The government's proposal that we affirm the instant sentence on harmless-error review would require us to hold that because the government produced an execution-of-warrant form at sentencing, Guerrero–Jasso's constitutional right, absent waiver, to have the essential fact of his removal date put to a jury and proved beyond a reasonable doubt can go by the wayside. Quite aside from the reasons we give in the panel opinion for rejecting this proposition, it is one that, in my view, should not be entertained at all. Neither Neder nor Recuenco support such a result. And, by affording penalty provisions that increase a maximum statutory sentence the protections of the Sixth Amendment and reasonable-doubt standard, the Supreme Court has forbid it. See Apprendi, 530 U.S. at 477, 120 S.Ct. 2348. Instead, harmless-error review in Apprendi cases must respect the principle that a court may not itself make a finding as to a disputed fact—as opposed to an assessment of harmless error on a preconviction trial record—in situations where fact-finding would increase the statutory maximum. If the defendant did not admit an essential fact during his plea colloquy and evidence concerning the fact was not put to a jury, it violates Apprendi for a court to allow the government, postconviction, to introduce new evidence, find that evidence of the fact would have been introduced in a hypothetical jury trial, and then determine that the essential fact would have been found by the hypothetical jury had the newly produced evidence been before it.

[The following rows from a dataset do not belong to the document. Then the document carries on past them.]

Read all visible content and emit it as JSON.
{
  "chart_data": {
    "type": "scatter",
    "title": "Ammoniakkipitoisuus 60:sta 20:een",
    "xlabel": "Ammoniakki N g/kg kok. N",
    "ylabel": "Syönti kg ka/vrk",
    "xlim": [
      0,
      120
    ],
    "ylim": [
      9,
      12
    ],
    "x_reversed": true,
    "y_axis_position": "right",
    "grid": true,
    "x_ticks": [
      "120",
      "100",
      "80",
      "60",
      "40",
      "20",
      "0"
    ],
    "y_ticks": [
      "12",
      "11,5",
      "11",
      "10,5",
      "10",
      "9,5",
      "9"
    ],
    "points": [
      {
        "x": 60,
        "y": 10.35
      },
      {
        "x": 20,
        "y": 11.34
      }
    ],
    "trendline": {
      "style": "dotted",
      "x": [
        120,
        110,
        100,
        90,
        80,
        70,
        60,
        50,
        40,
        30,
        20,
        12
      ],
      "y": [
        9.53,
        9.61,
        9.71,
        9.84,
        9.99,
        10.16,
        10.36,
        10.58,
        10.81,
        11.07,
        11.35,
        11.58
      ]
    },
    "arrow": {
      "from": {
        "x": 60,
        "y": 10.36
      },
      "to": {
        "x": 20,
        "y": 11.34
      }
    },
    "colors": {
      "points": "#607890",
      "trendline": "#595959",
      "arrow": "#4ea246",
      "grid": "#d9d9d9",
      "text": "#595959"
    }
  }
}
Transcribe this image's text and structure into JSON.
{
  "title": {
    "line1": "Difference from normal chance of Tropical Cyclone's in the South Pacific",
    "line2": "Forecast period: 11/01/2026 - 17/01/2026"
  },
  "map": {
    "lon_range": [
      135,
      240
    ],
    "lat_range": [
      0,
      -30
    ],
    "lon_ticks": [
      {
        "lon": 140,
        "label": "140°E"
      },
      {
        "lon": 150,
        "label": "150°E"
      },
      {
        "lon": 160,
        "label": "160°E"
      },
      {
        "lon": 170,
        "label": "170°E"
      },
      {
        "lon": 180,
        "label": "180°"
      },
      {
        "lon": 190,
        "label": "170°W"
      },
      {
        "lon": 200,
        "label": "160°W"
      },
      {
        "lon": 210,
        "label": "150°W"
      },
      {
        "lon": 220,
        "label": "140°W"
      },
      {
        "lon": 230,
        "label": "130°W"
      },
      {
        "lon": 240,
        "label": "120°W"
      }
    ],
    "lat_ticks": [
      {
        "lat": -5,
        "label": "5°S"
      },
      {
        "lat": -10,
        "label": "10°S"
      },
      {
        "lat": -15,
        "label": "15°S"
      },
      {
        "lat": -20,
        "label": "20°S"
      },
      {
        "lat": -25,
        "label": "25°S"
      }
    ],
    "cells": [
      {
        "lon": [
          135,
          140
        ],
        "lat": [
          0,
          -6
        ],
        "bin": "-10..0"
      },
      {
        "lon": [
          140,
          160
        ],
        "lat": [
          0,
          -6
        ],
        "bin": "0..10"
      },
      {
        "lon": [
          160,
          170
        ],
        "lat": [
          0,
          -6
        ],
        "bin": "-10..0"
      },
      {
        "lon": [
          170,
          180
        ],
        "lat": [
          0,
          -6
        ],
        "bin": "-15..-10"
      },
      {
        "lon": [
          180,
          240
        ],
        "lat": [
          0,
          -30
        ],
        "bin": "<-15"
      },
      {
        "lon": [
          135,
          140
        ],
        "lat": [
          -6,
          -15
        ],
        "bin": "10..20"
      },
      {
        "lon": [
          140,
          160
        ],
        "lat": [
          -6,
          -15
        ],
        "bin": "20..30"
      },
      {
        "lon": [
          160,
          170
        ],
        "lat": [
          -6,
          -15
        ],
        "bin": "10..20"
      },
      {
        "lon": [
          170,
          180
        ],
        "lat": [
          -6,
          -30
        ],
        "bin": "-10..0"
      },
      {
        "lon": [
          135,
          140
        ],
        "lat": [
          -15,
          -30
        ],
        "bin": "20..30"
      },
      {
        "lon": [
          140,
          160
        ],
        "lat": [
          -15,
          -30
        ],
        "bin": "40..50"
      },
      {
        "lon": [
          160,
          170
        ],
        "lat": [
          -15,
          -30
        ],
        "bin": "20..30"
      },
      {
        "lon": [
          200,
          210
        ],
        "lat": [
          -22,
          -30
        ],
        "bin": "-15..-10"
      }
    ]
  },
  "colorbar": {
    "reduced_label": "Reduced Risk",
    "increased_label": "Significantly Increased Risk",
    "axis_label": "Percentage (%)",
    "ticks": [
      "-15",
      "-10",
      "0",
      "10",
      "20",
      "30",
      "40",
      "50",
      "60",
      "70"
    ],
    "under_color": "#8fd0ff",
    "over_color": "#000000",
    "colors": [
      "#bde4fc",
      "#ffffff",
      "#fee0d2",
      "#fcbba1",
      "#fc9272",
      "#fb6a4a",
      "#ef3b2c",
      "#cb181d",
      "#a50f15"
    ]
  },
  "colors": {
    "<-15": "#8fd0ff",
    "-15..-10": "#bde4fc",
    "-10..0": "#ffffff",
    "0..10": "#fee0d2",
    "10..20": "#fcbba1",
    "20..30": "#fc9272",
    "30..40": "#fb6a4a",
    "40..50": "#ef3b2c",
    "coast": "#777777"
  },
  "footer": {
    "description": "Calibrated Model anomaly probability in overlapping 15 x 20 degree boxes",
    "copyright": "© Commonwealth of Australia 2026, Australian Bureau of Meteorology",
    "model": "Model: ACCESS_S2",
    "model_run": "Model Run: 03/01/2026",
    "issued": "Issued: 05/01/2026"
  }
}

With our expansive approach to harmless error in Apprendi cases, especially in guilty plea cases, Apprendi's protections could become protections in name only. Indeed, although I have no reason to think that the Apprendi error in this case was engineered by the government, our current Apprendi harmless-error methodology could encourage prosecutors to do exactly that—consciously allow Apprendi error, and then introduce the omitted evidence for the first time at sentencing, thereby bypassing the jury trial protection underlying Apprendi. We should stop this process in its tracks by reconsidering en banc our Apprendi harmless-error cases, particularly Zepeda–Martinez.